Exploring printf on Cortex-M

The C printf function is a staple of embedded development. It’s a simple way to get logs or debug statements off the system and into a terminal on the host. This article explores the various ways to get printf on Cortex-M microcontrollers.

printf

Ah, the first and last of debugging techniques!

Let’s first explore what happens when printf runs. Here’s a simplified flowchart showing what happens when printf is called:

blockdiag blockdiag { A [label = "printf"]; B [label = "vprintf"]; C [label = "_write syscall"]; A -> B -> C; } printf vprintf _write syscall

Going call by call:

  1. printf is called by the application, for example:

    printf("hello world! today is %d-%d-%d\n", 2021, 2, 16);
    
  2. printf calls vprintf, the variadic version of printf (simplifying a bit for this example). vprintf processes the format string and consumes the “variadic args” (here the date components), and then calls _write to output the formatted data.

  3. _write is a libc function responsible for writing bytes to a file descriptor. It’s called with the file descriptor for stdout (1), and a pointer to the formatted string. It executes the necessary system call to write the data to the appropriate file descriptor. On hosted platforms (eg Linux, macOS, Windows), this is usually a write syscall. On embedded platforms, this might be a call to a UART driver.
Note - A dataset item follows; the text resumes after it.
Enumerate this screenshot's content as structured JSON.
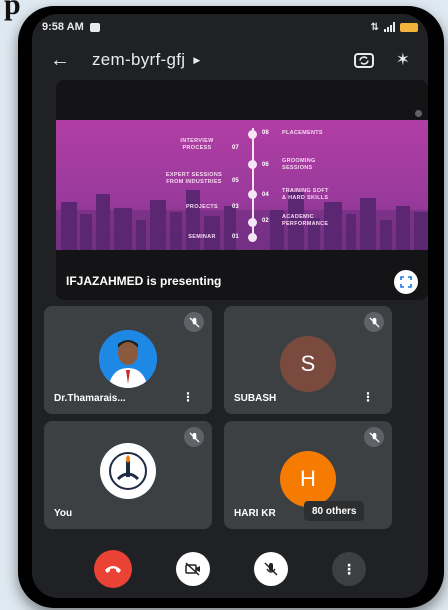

Using printf in a bare-metal application

On unhosted platforms (eg bare-metal or minimal RTOS), you may not have built-in support for printf/scanf/fprintf. Fear not, you can get some printf in your life by using newlib-nano’s support:

# add these to your linker command line
LDFLAGS += --specs=nano.specs --specs=nosys.specs

That adds libc and “nosys” support to your application, which provide the implementations for the various libc functions like printf, sprintf, etc. This means you can add printf calls and your application will link! But we’re not quite done.

Redirecting _write

_write() is the function eventually called by printf/fprintf responsible for emitting the bytes formatted by those functions to the appropriate file descriptor.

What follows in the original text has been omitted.